Base vs DayOfUs
Base and DayOfUs are both friendship apps that help you meet people in real life, but they take different approaches. Here’s how they stack up across pricing, format, cities, and more.
Side-by-side comparison · Updated 2026
At a glance
Pricing
Base is priced at $$$ ($100/month + event costs extra), while DayOfUs comes in at $ ($12.99/single dinner or $15.99/month unlimited + cost of your meal).
Format & matching
Base uses groups of 6-12 per event, compared to DayOfUs’s 4-6 per table, and both use algorithm-based matching.
How they work
Base: Head to base.club and fill out their application form. You'll select your city, choose a personality archetype (Artist, Scholar, Sage, Explorer, Leader, Healer, or Alchemist), and share what you're looking for — community, intellectual conversation, networking, or inspiration. Every applicant has a one-on-one call with the membership team before being accepted, so this isn't a sign-up-and-go situation. Once you're in, Base matches you to weekly events: intimate Circles with guided conversation prompts on the table, curated Experiences like tastings or workshops, and matched dinners at rotating venues across your city. The algorithm learns your preferences over time based on your attendance and feedback.
DayOfUs: Download the app and take a personality quiz that covers your interests, conversation style, and what you're looking for in a dinner companion. Pick your city and a date that works. DayOfUs's algorithm assembles a table of four to six people with complementary personalities and handles the restaurant reservation. On the day of your dinner, you'll get the venue details. Show up, sit down, and meet your group. The app also includes icebreaker prompts if the table needs a nudge.
What to love
Base: Personality-based matching creates genuinely interesting tables. Vetted membership keeps the quality of conversations high. Variety of event formats — dinners, circles, and experiences — keeps things fresh. Available in 10+ US cities with more launching in 2026. The archetype system adds a fun, intentional layer to the matching.
DayOfUs: Available in 13+ cities across four continents — significantly wider reach than most dinner-matching apps. Personality-based matching creates genuinely compatible tables. The app handles the entire reservation so there's zero logistics on your end. Affordable entry point at ~$13 per dinner. Smaller group sizes (4-6) keep conversations intimate.
Reality check
Base: $100/month is steep, especially since event costs are extra on top. Application and vetting process means you can't just sign up and go tonight. No iOS or Android app — everything runs through the website. Limited to US cities for now — no international availability.
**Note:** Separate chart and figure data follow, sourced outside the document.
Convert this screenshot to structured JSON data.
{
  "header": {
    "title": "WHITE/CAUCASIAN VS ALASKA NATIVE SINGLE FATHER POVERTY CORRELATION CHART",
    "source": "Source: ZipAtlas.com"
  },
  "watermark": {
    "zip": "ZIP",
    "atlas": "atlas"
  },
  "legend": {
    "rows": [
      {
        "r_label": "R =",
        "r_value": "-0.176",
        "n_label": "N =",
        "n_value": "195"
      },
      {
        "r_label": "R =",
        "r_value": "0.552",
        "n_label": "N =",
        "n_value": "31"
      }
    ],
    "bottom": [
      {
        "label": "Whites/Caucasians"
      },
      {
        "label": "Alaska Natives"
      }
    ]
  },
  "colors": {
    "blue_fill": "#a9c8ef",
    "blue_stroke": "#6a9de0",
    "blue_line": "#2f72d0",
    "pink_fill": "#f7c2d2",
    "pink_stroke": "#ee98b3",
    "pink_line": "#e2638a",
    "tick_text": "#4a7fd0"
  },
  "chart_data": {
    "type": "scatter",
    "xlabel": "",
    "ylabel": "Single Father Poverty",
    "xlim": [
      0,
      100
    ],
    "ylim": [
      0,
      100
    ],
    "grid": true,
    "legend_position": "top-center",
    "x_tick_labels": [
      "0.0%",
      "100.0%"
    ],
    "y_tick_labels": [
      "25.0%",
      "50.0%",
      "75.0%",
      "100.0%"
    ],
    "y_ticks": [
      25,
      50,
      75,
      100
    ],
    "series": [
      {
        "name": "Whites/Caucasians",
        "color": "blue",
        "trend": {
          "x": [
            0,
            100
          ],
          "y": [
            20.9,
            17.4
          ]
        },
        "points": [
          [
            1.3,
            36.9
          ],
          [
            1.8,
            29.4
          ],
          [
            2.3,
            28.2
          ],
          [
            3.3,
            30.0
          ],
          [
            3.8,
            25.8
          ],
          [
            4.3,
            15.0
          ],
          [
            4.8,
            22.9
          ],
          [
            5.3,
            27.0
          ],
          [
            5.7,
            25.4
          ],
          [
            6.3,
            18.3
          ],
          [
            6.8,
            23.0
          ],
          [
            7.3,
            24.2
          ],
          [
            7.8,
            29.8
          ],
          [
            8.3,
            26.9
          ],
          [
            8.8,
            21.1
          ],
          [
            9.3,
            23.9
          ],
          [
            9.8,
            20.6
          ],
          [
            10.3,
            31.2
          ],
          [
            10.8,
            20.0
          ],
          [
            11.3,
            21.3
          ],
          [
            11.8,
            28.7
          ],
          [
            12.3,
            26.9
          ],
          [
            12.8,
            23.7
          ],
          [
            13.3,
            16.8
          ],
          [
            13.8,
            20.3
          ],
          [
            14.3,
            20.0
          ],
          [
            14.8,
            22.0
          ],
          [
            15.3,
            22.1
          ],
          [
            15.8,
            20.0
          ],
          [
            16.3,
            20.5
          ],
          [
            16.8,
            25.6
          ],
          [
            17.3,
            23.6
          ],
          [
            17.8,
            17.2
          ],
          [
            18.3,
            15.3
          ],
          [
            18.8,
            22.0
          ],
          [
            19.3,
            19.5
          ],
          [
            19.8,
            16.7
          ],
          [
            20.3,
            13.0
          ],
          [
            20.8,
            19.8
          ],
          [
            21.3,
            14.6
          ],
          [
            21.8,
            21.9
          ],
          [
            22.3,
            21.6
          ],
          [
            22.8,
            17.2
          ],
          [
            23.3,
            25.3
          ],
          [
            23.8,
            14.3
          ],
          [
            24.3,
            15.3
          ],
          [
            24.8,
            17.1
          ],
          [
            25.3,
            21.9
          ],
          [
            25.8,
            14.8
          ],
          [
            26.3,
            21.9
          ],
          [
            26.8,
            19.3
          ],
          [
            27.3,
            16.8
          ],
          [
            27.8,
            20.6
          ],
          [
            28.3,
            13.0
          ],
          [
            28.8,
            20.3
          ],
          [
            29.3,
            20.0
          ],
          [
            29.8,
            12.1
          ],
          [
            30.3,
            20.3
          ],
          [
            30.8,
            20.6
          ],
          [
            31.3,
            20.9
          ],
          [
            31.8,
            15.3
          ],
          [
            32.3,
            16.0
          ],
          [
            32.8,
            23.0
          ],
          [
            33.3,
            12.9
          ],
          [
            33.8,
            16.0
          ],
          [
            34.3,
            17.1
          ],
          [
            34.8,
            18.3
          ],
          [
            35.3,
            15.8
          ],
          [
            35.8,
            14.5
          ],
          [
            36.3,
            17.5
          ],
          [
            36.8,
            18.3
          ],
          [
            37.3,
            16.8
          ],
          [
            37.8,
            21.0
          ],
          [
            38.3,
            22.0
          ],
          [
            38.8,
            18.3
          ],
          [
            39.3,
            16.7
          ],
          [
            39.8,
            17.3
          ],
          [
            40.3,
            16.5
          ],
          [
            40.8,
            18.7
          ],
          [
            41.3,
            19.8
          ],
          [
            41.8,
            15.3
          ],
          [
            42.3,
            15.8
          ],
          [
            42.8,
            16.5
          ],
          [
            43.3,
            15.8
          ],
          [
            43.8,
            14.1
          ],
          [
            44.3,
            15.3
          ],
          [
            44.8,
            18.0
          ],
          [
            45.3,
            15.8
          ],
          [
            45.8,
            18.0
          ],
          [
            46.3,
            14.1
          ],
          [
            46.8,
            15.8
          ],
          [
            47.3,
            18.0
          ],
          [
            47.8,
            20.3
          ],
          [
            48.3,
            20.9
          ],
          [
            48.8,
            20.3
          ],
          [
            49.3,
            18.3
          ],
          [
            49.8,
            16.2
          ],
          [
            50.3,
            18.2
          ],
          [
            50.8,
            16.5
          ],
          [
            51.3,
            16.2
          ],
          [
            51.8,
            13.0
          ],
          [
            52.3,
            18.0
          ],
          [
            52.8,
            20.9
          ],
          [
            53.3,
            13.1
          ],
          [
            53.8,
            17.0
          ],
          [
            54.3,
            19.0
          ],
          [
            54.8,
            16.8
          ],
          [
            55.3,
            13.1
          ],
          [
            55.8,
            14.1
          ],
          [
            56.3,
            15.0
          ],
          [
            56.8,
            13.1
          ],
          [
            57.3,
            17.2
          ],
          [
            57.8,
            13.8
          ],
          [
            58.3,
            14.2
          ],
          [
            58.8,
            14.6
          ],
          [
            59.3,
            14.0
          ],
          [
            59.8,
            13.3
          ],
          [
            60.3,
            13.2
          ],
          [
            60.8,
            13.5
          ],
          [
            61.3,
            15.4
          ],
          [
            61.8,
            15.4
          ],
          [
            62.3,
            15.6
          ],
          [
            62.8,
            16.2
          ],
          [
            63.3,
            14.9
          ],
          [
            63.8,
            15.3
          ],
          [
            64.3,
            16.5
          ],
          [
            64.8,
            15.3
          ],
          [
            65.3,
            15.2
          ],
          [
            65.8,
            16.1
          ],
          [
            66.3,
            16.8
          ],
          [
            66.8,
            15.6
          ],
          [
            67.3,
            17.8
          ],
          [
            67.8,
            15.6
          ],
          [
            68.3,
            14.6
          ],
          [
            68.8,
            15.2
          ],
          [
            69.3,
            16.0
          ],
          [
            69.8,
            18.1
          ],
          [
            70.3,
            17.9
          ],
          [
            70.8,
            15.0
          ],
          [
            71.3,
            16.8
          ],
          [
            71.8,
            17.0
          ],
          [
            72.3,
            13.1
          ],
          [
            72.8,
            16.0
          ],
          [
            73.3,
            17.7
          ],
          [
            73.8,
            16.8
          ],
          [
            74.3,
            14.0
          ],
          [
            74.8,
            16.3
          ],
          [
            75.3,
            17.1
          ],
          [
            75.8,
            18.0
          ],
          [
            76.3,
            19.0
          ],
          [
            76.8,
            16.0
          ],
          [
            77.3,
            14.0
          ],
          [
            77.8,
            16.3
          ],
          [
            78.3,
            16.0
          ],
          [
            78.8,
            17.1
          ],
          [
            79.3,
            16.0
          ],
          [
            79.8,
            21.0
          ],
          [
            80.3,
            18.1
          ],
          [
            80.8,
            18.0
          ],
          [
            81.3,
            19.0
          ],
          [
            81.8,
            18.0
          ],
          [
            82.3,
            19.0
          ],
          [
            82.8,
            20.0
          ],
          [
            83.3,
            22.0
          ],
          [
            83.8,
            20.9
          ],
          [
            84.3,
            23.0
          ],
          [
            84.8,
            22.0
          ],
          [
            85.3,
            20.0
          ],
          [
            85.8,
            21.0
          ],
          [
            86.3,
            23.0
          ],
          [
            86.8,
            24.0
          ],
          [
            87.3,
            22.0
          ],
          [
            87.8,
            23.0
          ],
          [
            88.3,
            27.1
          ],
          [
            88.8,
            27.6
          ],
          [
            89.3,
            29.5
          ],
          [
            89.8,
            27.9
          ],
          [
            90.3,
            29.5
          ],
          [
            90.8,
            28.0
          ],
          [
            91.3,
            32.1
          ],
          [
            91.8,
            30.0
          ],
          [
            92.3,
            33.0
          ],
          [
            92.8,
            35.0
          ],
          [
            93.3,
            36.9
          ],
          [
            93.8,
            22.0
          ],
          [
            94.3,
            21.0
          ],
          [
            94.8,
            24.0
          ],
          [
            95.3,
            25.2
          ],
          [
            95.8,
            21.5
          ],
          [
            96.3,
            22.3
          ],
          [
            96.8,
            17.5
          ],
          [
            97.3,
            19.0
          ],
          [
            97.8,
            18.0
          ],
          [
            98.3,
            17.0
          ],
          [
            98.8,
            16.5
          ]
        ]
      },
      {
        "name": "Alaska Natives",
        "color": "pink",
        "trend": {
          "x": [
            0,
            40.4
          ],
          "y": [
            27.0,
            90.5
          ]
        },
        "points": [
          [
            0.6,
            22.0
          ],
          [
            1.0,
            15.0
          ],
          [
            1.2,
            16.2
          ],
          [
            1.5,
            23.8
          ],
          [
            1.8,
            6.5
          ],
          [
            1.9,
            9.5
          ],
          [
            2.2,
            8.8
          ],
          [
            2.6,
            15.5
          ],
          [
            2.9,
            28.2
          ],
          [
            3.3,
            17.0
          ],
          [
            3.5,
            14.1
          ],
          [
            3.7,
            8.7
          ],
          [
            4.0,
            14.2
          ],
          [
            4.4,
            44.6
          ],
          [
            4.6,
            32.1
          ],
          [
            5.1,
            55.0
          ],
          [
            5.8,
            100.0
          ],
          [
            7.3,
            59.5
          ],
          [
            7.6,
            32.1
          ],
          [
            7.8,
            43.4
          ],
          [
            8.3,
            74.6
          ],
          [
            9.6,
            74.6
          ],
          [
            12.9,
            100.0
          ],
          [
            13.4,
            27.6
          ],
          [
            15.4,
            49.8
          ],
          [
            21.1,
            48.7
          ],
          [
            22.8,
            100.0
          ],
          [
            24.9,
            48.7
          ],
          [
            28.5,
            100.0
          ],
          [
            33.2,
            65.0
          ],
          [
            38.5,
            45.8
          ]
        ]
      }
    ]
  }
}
DayOfUs: Still relatively new — no public ratings yet on the App Store. iOS only, no Android app. No structured post-dinner community or follow-up features. Restaurant selection may be limited in newer cities.
Søren's take
On Base: Base feels like what you'd get if Soho House and Timeleft had a baby — the exclusivity of a members' club with the personality-matching smarts of a modern social platform. The vetting process is a double-edged sword: it keeps out the LinkedIn pitch-bro energy, but it also means you can't impulse-join after a lonely Tuesday. At $100/month plus event costs, it's not cheap, but the people who thrive here are the ones who show up consistently and let the matching algorithm learn them. If you're in one of their cities and want curated, intellectually stimulating social experiences without the cringe of traditional networking, Base is worth the application.
On DayOfUs: DayOfUs is essentially Timeleft's younger sibling with a wider passport. The core mechanic is identical — personality quiz, algorithm-matched dinner group, restaurant booked for you — but it's already live in cities across Asia, Australia, and Europe that Timeleft hasn't fully penetrated. The lack of ratings suggests it's early days, which means smaller user pools in some cities. But the price is right, the model is proven, and if it's available where you live, it's worth a shot.